His first experience at hacking was quite by accident.  He was  fourteen and his father, who worked a subcontractor on a large defense project, had brought home a modem to test out a compression communication algorithm designed for recording and transmitting  temperture fluctuations on air craft carrier decks.    To Mack the project was quite boring but the modem was as sweet as a first kiss.   It was a nectar that raised the goose bumps.  

His father let Mack use the modem on his own computer.  From that first night on Mack was in love.  The modem hooked up to his computer expanded his field of vision from the dim lit monitor to the universe of cmputer networks in the digital ether.  

Mack powered the modem on.  He set his program to dial a number he found in the local community computer hobbiest paper.    The modem lights blinked on and off.  Each light danced an escalating stacotto in  succession.   The small speaker in the modem was tinny as the flat dial tone sounded.   The modem chirped each tone of the number.  Mack sat tensed as the sound of the numbers drummed into his heart.  The beets of the modem and his  heart found a jerky rhythm and played together.   A stolid dance of light, sound and life thumping a heady sypmpony.   Each flash, each ping tangled Mack and drew him in.

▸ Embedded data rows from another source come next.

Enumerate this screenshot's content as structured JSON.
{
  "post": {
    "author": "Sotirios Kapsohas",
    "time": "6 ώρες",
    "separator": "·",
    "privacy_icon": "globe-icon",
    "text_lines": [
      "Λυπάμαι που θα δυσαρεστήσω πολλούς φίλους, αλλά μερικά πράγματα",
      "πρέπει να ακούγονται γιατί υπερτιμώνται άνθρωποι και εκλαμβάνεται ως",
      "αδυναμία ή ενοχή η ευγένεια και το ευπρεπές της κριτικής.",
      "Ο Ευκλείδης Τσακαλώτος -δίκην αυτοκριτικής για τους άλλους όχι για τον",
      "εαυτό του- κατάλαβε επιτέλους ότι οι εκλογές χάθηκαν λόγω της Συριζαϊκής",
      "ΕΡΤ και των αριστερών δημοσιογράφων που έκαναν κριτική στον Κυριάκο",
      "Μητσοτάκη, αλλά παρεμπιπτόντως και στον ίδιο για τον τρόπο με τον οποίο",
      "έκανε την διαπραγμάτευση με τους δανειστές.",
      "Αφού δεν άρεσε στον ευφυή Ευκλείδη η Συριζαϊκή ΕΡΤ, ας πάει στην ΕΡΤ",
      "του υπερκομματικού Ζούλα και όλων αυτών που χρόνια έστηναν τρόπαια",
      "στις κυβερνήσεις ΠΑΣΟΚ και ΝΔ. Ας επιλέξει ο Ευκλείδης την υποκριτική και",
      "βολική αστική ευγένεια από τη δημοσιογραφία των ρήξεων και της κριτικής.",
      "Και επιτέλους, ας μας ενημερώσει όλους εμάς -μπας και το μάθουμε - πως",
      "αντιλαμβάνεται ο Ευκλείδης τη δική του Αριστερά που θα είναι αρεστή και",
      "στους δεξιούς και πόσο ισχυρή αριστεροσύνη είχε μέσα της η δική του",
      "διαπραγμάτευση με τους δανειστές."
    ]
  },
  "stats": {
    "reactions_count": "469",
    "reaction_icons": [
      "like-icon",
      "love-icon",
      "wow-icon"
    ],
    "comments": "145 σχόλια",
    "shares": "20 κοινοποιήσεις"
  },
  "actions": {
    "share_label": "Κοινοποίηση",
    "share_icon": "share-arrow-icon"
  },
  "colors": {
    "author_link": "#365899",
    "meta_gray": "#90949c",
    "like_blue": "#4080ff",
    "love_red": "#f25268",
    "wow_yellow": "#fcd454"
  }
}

The other line answered.   Instead of the familiar, “Hello” a new sound came forth.  It was the sound of machine.  The noise was of bits and bytes being stretched and twisted from digital existence to the waves of analog noise.   It was like nothing Mack had heard before.  For him this was transcendence.   Finally with a ending crescendo of static, ping and pop the lines connected and the speaker went silent.

Mack let out a long breath.  He had been caught up in listening to the modem that he had held his breath.  Now with the speaker no longer signaling and only the lights dancing back and forth Mack turned his attention to his computer screen.

There in bight green letters with a darkened background were two characters.   >_     The underline was blinking.    Mack did not know what to expect.   Those two simple characters in his vision represented to him the entire ecosystem of the known computer world.   All before him flashing first on the off.  Flash on, flash off.  

Mack did not know what to do next.  The advertisement in the paper had simply stated, “Dial 555.2342 for System/81 and open the door.”    Mack had randomly chosen the number out of twelve listed.

Now System/81 was calling to Mack.  He hit his enter key.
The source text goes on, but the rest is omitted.